Second, market forces are far more complex than “more pumping=lower price.” Much of our reserves are only feasibly accessed because of current high prices. Look locally at the Woodford Shale for an example. We didn’t just discover those gas reserves; we’ve long known about them, but they’ve been too expensive to access. Now that prices are up, we can economically go for it. High production costs will of course be a component of future pricing (i.e., higher prices), but the calculation is that the higher-priced market will bear the burden. Is that consumer relief?

Third, while supply-and-demand is clearly a factor in the current pricing crisis, it’s not the only one, as Heath notes in passing. Our weak dollar (a result of our President’s economic policies) has caused speculation that, in turn, has contributed to what may be the sort of market “bubble” that has so disrupted the housing market -- e.g., artificial price inflation that is driven not by supply-and-demand forces buy by the collective force of individual commodity futures investment decisions. The oil debate is finally starting to look at this factor (notably, AEN editorializes today against such circumspection), but unfortunately, the topic is dense and arcane and not as elegantly sexy as “Let’s drill!”

Fourth, again with respect to supply-and-demand, we seem to be ignoring Katrina’s and Rita’s disruption to our Gulf production and refining infrastructure. We also seem to be disregarding the international market disruption caused by the Iraq war. Given those factors -- among others -- it strikes me as disingenuous to rely on the partisan (and inaccurate!) slogan frequently invoked lately -- that prices are high because Democrats and environmentalist won’t let us pump. That cliched slogan ignores that we do not control the market and, more fundamentally, are living beyond our energy means.

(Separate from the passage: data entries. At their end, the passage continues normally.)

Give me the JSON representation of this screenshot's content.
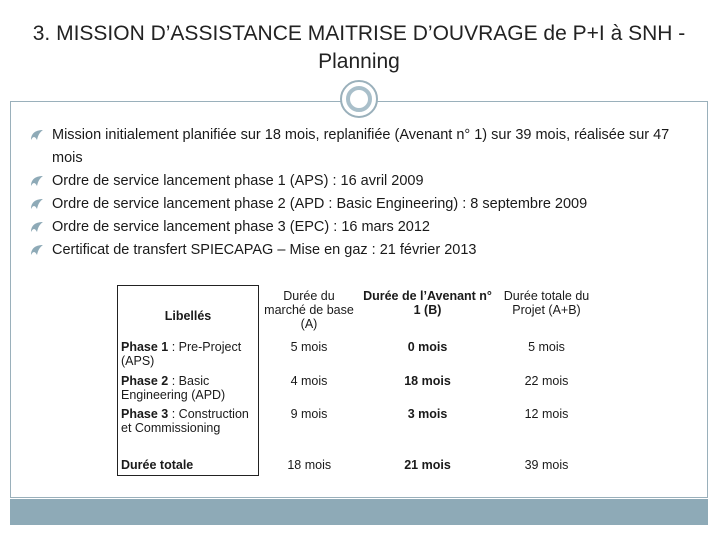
{
  "title": "3. MISSION D’ASSISTANCE MAITRISE D’OUVRAGE de P+I à SNH - Planning",
  "bullets": [
    "Mission initialement planifiée sur 18 mois, replanifiée (Avenant n° 1) sur 39 mois, réalisée sur 47 mois",
    "Ordre de service lancement phase 1 (APS) : 16 avril 2009",
    "Ordre de service lancement phase 2 (APD : Basic Engineering) : 8 septembre 2009",
    "Ordre de service lancement phase 3 (EPC) : 16 mars 2012",
    "Certificat de transfert SPIECAPAG – Mise en gaz : 21 février 2013"
  ],
  "table": {
    "headers": {
      "libelles": "Libellés",
      "base": "Durée du marché de base (A)",
      "avenant": "Durée de l’Avenant n° 1 (B)",
      "total": "Durée totale du Projet (A+B)"
    },
    "rows": [
      {
        "label_bold": "Phase 1",
        "label_rest": " : Pre-Project (APS)",
        "base": "5 mois",
        "avenant": "0 mois",
        "total": "5 mois"
      },
      {
        "label_bold": "Phase 2",
        "label_rest": " : Basic Engineering (APD)",
        "base": "4 mois",
        "avenant": "18 mois",
        "total": "22 mois"
      },
      {
        "label_bold": "Phase 3",
        "label_rest": " : Construction et Commissioning",
        "base": "9 mois",
        "avenant": "3 mois",
        "total": "12 mois"
      },
      {
        "label_bold": "Durée totale",
        "label_rest": "",
        "base": "18 mois",
        "avenant": "21 mois",
        "total": "39 mois"
      }
    ]
  },
  "colors": {
    "accent": "#8eaab7",
    "frame": "#9ab0bb"
  },
  "icons": {
    "bullet": "fleuron-bullet-icon",
    "ornament": "circle-ornament"
  }
}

The underlying debate in the gas price fiasco is: What are we doing to make America strong long into the future? Sitting on only 2% of the world’s remaining oil reserves puts us in a pretty precarious position to not take seriously the need for sensible and broadbased planning. Unfortunately, it is an election year (not a time known for sound policy proposals!), and we should avoid knee-jerk harmonizing with the inescapably cynical and partisan gamesmanship of the season. But having said that, if we are going to view this through a partisan lens, GOP leadership -- marked by vehement opposition to increase auto fuel efficiency or a meaningfully diversified energy resource portfolio -- has not blazed any trail toward a more sustainable energy future.

The debate is healthy, but it must be fact-based. And to my mind, the facts indicate we cannot simply drill ourselves to a stable and secure energy future. To quote our President: We are addicted to oil. He’s right, and my hope is that we collectively take a breath and think through and past the “next” step. While increased pumping may be part of the plan, it is no panacea. We need to get on a course not just toward our next “fix” but toward fixing the underlying problem -- that is, our insatiable and near-exclusive thirst for an ever more expensive and dwindling resource.